Posted by BenzuJK in Building Construction on August 7, 2012

**Stepwise procedure for calculating Moment of resistance and compressive stresses in steel and concrete**

**While we proceed with the article series for “Doubly reinforced sections”, I would like to categorize the problems into different types. This will make your understanding of the concept better and concrete. I recommend that you practice enough to be able to understand and confidently solve the problems. This will also help you in real time when you would get into practice.**

#### In our article series for doubly reinforced sections, we have covered the following:

What are doubly reinforced sections?

Methods for determining Neutral Axis?

Solved numerical examples for determining Neutral Axis

Numerical examples for practice (Find Neutral axis)

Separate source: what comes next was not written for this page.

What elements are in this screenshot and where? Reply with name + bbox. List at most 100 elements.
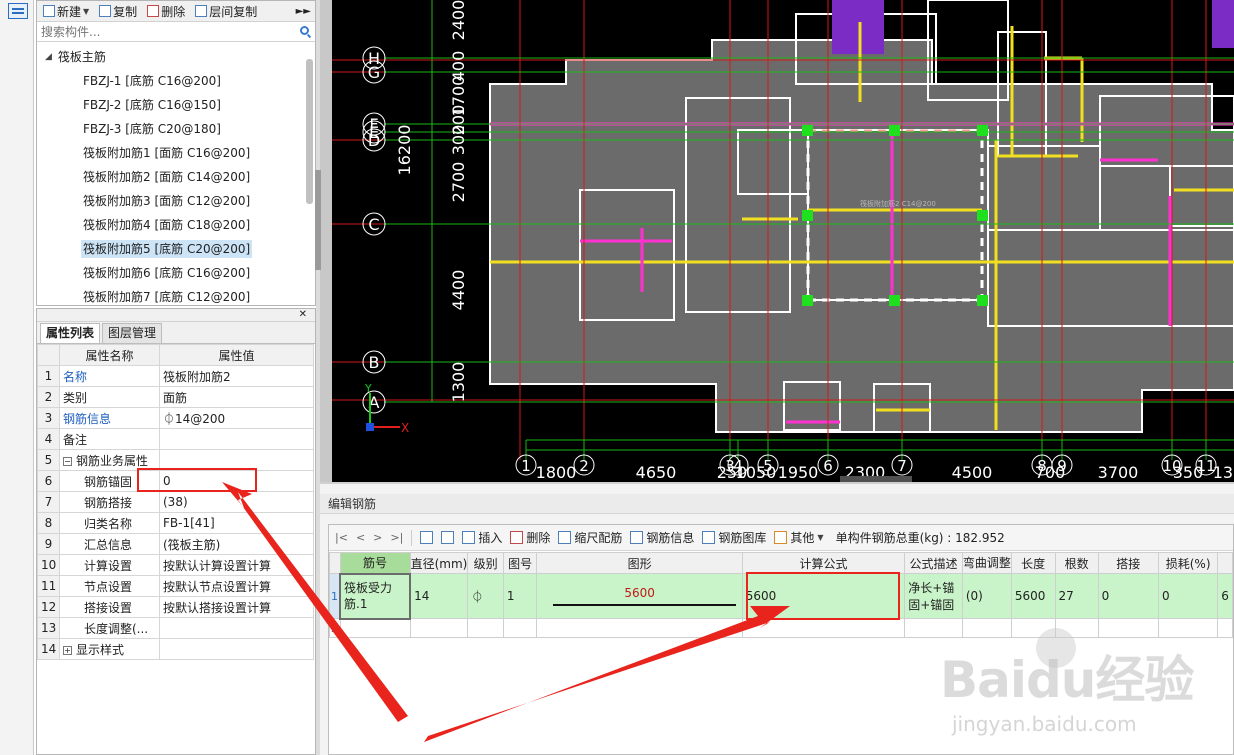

Methods for calculating Moment of Resistance

Numerical example for calculating Moment of resistance

Types of problems in Doubly reinforced sections

Determining stresses in steel and concrete

Numerical example | Stresses in steel and concrete

**Also check out: “Singly reinforced Sections” article series.**

**So let’s begin with different types of problems for “Doubly reinforced sections”.**

#### Problem type 1

**To find Moment of resistance (Mr)**

**In a problem where we have to find Mr, specific data is given so that you could calculate the Moment of resistance. The following data will be given in the problem. I suggest that you make notes of the points below.**

Breadth of the beam = b

Effective depth of the beam = d

Area of tensile steel = Ast

Area of compressive steel = Asc

Permissible stress in concrete = σcbc

Permissible stress in steel = σst

Modular ratio = m

#### Four – step procedure to solving the problem:

**Step one:**

**Find x _{c} by the following formula,**

σ_{cbc}/ (σ_{st}/m) = x_{c}/(d-x_{c})

**Step two:**

Find x using the following formula,

bxx/2 + (1.5m – 1)Asc (x – d’) = m Ast (d – x)